If you are done getting your garden ready to sprout for the summer, give your yard the same care with plants that are both hardy and durable. Besides surviving strong storms, it is important to know if the plants you are looking to buy can survive with the amount of light or shade that reaches the part of your yard where you want to plant them. Also, it is important for plants to also be able to survive one of the common threats to plants on Long Island: Deer. Though deer are beautiful, they often become pests that ravage gardens, particularly those on the East End. Here are some tips and tricks to create a beautiful yard that will be able to survive for years to come.
Instead of putting exotic, non-native plants in your yard that require substantial maintenance and may not even thrive through the summer, try putting in native plants that were meant to live and grow across Long Island. Bluestern grasses make great short barrier plants for the border of your yard, and beautiful aster flowers are perennials that will come back year after year. You could even plan to attract butterflies to your yard with milkweed plants – the favorite food of monarch caterpillars.

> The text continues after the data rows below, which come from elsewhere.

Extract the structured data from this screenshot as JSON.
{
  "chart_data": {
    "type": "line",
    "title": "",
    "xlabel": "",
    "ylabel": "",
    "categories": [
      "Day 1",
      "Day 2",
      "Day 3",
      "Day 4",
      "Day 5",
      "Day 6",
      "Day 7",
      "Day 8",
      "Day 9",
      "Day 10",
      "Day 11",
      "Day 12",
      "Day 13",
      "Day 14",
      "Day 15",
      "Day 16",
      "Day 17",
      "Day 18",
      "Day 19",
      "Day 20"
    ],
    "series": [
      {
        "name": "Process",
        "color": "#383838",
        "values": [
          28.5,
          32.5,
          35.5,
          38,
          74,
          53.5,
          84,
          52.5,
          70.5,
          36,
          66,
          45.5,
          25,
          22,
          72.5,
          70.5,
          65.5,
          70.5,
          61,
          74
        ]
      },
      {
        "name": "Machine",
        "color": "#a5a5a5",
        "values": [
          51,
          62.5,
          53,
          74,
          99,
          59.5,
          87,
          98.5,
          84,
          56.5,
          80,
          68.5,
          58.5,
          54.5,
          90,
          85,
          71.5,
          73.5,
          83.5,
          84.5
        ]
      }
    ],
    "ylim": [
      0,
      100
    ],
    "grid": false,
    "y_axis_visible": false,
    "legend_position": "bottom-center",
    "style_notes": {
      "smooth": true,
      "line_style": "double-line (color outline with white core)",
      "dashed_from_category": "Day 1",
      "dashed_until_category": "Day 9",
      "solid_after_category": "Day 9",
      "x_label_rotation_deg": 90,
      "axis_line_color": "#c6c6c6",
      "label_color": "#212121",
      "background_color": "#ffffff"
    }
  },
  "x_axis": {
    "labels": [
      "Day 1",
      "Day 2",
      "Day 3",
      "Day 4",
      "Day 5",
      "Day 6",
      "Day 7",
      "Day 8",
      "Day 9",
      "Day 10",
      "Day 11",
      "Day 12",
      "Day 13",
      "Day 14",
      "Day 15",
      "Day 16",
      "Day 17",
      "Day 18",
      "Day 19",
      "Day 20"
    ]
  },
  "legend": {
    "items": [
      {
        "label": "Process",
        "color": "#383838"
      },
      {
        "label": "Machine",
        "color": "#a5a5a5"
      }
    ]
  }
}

If you have questions about the best plants to grow in your area, contact a local nursery, or the Long Island Native Plant Initiative – a not-for-profit group that has multiple native plant sales during the summer.
There is no plant that is completely deer proof, but there are many plants that deer do not care to eat, including catmint, Jack-in-the-pulpit, and Lily of the Valley. Cornell University Professor Dr. Mark Bridgen has posted a PDF based on studies of which plants deer will avoid 95% of the time, which is available here. You can also buy a few butterfly bushes to attract brightly colored butterflies instead of deer.
Fertilizing Your Yard
If you choose to fertilize your yard, you can choose between liquid or granular fertilizer. Liquid fertilizers work faster, as they can quickly be absorbed into the ground, so you would only need to re-apply every two or three weeks. Granular fertilizer on the other hand must be applied with a spreader and watered into grass, and if it is not applied correctly, it can quickly burn the grass and leave streaks of yellow grass on your lawn. Consider minimizing your impact on the environment by purchasing organic fertilizer, which are often made with feather meal, bone meal, alfalfa meal, cottonseed meal, or corn gluten meal.